"50 Great Myths About Atheism" is a Great Book!

I have found that even among the very best Christian apologists there is a woeful, and perhaps even culpable ignorance about atheism. As I previously said, this is remedied by Russell Blackford and Udo Schuklenk's excellent book, 50 Great Myths About Atheism.In what follows I want to write a brief review of it while making a few observations. I will probably write more about it from time to time, especially when one of these myths is brought up in our discussions here.

The first thing I noticed about this book was that Richard Dawkins has thankfully changed his mind about recommending books like this one, in which religious beliefs are treated with respect.

The second thing I noticed was the title itself. The authors had edited a previous book titled, 50 Voices of Disbelief: Why We Are Atheists,which is a great book. Guy P. Harrison has written three books of 50 reasons, beliefs and questions himself. Why 50? I don't know but authors and editors like to publish follow-up books with similar titles. It can become their signature book titles, unique titles assigned to them alone. I am doing likewise with some of my book titles. My anthologies are being titled after the books of the so-called New Atheists. There is something pretty cool about doing this, although I have been criticized for not being original with my titles. Okay, I understand this, but these books have become my signature titles too. I would hope others would do likewise with other religions other than Christianity (i.e., "The Mormon Delusion" and so forth).

I found it interesting that this book had a somewhat recent predecessor, Douglas Kruger's What Is Atheism?Judging from the table of contents he dealt with a few of the most important myths himself. But the authors don't compare notes, so to speak, or show any awareness it exists. That's unfortunate for my online friend Kruger, and for readers who might be better informed from the interaction and the support from a similar thinker.

In the Introduction to their book the authors tell us why it's needed, how they chose the myths to be dealt with, and what they hope to accomplish.

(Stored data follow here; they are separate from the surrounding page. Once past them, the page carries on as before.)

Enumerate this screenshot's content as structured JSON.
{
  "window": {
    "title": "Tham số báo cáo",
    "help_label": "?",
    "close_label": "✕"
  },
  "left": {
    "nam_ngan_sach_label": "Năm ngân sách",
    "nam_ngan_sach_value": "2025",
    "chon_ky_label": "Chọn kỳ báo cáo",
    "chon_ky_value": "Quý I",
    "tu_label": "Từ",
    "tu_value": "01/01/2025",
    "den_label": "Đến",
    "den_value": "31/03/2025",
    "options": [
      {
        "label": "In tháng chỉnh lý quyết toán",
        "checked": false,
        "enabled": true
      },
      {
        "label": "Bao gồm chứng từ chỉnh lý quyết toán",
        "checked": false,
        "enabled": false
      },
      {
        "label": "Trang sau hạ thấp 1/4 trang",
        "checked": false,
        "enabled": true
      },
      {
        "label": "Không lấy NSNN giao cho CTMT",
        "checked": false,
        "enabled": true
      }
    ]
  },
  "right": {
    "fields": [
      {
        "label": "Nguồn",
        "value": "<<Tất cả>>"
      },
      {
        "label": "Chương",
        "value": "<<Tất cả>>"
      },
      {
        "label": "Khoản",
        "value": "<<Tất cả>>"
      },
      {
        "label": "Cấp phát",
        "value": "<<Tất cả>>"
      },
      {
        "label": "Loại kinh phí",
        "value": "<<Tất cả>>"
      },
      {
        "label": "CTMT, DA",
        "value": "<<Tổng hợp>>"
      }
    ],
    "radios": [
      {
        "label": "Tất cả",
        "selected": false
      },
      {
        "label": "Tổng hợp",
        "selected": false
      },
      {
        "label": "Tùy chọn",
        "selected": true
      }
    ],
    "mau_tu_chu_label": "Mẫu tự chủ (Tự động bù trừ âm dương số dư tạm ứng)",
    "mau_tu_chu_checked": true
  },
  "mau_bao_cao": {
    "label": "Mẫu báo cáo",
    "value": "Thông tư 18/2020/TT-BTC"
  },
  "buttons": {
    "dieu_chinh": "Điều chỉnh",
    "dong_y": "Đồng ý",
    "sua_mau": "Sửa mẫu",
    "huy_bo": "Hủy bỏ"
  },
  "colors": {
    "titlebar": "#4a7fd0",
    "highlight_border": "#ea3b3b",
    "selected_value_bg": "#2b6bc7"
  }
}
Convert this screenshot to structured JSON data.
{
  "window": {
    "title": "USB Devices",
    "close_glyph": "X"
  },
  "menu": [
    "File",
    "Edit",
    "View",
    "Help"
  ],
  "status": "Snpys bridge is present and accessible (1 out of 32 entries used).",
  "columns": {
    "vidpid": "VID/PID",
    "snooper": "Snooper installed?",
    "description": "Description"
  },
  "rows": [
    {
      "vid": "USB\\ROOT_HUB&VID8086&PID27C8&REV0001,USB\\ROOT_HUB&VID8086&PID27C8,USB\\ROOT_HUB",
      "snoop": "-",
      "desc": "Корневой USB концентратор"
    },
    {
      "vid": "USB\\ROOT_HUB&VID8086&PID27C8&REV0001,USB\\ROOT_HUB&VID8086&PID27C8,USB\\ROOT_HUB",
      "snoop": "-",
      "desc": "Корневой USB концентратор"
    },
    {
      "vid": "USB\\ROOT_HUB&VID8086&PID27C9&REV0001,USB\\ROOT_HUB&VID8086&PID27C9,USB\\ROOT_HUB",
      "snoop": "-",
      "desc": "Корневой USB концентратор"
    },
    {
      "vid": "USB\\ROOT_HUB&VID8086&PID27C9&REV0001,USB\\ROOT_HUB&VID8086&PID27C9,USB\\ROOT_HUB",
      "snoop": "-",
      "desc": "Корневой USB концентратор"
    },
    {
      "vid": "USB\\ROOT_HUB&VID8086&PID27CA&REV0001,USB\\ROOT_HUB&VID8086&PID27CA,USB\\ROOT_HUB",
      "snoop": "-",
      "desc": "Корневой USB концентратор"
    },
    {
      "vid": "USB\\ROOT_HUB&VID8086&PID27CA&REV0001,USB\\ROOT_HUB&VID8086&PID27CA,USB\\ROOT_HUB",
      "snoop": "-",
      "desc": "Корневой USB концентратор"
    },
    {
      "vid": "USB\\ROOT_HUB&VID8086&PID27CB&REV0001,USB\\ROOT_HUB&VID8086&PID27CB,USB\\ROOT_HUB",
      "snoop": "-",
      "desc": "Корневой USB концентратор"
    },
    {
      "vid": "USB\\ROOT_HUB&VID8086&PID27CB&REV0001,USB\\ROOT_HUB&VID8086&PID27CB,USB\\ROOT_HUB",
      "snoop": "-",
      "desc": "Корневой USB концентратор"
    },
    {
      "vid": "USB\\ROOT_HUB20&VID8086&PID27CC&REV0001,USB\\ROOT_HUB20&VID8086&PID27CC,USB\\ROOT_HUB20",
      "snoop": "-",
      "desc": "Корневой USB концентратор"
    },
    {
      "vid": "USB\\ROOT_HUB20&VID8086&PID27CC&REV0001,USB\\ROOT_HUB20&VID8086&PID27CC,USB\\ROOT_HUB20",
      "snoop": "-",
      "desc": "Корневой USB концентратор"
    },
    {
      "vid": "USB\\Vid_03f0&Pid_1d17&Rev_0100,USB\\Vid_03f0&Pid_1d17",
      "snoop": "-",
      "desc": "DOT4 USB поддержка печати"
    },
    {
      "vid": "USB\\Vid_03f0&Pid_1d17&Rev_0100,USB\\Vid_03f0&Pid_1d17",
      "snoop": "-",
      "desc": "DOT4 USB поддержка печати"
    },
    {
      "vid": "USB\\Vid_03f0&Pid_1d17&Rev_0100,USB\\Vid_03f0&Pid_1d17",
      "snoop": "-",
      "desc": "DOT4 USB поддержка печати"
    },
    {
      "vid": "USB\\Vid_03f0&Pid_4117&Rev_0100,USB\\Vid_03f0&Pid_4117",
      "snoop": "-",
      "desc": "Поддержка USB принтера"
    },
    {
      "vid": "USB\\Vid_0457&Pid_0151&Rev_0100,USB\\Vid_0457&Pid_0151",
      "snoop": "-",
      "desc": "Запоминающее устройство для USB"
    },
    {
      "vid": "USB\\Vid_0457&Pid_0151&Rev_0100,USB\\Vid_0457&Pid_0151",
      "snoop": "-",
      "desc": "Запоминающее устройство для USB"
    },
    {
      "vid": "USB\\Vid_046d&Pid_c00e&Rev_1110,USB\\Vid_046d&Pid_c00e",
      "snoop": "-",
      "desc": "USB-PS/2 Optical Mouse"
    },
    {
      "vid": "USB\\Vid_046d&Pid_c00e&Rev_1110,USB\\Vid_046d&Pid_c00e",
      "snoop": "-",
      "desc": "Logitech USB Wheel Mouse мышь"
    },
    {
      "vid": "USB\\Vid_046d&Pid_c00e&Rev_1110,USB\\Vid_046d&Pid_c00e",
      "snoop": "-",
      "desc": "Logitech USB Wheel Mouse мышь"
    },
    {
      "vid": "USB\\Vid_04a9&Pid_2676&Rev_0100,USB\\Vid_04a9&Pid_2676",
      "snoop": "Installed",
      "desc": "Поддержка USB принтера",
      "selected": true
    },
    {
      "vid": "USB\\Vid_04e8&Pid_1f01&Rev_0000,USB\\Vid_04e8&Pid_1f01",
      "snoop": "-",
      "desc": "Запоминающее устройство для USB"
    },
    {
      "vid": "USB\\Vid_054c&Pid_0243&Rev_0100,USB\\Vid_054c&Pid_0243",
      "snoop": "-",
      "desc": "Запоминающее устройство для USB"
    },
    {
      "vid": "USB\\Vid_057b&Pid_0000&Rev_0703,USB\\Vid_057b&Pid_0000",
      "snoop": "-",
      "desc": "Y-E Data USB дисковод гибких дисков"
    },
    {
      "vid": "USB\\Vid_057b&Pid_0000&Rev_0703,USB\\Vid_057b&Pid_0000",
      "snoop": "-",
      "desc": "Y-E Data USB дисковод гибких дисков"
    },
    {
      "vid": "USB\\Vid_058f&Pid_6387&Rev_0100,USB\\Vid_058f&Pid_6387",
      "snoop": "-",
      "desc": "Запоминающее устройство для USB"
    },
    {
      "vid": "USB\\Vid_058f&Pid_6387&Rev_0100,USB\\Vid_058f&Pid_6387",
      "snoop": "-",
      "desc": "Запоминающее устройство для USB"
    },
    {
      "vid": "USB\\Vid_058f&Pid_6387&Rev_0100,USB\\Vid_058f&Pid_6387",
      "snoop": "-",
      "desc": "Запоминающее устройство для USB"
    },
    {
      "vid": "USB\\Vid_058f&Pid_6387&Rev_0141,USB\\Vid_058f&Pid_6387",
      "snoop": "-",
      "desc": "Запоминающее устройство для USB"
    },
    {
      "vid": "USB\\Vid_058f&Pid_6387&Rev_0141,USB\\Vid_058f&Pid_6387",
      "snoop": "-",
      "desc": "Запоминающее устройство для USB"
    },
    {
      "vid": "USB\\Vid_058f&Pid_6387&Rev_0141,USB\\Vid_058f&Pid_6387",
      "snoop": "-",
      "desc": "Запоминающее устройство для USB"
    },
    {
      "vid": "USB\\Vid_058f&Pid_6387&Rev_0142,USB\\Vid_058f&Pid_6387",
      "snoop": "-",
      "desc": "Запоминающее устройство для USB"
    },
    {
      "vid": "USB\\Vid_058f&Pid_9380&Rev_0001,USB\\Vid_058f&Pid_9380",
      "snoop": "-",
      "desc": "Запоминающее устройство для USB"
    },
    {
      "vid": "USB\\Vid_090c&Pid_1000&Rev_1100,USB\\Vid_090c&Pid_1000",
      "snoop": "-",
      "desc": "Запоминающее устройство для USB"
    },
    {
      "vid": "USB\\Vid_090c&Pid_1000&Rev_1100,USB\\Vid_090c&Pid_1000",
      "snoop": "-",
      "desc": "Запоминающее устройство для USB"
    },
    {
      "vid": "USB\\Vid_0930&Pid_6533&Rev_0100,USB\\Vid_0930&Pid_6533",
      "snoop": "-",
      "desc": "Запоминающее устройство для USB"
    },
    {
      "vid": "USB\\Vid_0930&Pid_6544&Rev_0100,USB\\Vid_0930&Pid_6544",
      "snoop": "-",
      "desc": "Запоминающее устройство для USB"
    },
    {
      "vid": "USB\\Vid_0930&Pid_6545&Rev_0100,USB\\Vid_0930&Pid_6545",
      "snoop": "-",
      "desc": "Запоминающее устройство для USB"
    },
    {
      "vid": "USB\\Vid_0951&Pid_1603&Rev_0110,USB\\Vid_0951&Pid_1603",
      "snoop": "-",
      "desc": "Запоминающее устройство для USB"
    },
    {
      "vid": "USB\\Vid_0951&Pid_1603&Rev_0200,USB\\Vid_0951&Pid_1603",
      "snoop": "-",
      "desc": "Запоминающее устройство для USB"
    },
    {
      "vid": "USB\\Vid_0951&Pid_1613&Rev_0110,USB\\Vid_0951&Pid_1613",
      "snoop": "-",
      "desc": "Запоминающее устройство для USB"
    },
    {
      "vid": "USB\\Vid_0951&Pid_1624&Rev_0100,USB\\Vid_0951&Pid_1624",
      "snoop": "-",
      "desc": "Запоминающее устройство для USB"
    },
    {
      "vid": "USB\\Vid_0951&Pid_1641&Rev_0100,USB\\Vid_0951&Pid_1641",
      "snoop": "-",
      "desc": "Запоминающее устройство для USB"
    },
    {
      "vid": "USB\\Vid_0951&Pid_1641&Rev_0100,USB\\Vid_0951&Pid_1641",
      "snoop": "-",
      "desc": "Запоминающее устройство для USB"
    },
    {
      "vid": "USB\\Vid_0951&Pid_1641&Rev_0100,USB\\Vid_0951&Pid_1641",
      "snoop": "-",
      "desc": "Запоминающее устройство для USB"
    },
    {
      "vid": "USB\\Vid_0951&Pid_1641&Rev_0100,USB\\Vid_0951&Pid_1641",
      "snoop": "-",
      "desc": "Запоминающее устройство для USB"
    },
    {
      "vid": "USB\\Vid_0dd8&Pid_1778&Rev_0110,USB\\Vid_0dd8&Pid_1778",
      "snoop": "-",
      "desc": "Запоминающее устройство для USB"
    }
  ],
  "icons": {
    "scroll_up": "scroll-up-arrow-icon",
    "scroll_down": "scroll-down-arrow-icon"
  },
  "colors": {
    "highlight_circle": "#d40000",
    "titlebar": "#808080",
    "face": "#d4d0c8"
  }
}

The book is needed, as they say, because "a falsehood repeated often enough will eventually be taken as truth. This is, of course, likely to be true if those who propagate such falsehoods also control large segments of the mass media" (p. 1). Because these myths are so prevalent they have "had outright harmful consequences for people known to be or believed to be atheists" (p. 4). They cite a recent sociological survey in the USA that revealed "atheists constitute the most disliked among marginalized groups" (p. 5). And they cite the example of Damon Folwer, whose life was threatened for objecting to teacher led prayers in his school.

They chose the myths to be dealt with very carefully, wanting to draw the line between myths and legitimate disagreements people of faith have with atheism. "In each case, we are convinced that something is being claimed that is, if not straightforwardly false, at least seriously and demonstrably misleading" (p. 5). In order to show they are not picking "easy targets" they cite examples with the actual words said. That's the best anyone can expect. If anyone still objects with the "No True Scotchman" fallacy (my words) then the authors say, "Perhaps we can cover your favorites in a further book or edition of this one" (p. 7). ;-)

As to what they think their book accomplishes, they do not claim "to have proved that atheism is right," only that they have debunked "a fairly significant chunk of popular myths about atheism" (p. 8).

I have dealt with some of these same myths in my writings, especially in God or Godless?: One Atheist. One Christian. Twenty Controversial Questions.I was fortunate that I didn't need to search for actual examples of myth #'s 1, 11, 16, 20, 35, 38, 39, 40, 41, 43, 46, and 47. Dr. Randal Rauser provided the fodder himself. If anyone thinks Blackford and Schuklenk chose straw-man examples then consider a scholarly moderate evangelical like him. If anyone wants to see how I answered these particular myths then readers might want to get my book, although, if you get theirs you probably won't need to see how I dealt with them.

Very highly recommended. I sincerely think it will help contain the spread of the religious propaganda that threatens atheists with harm. Congrats to them for a superior job well-done!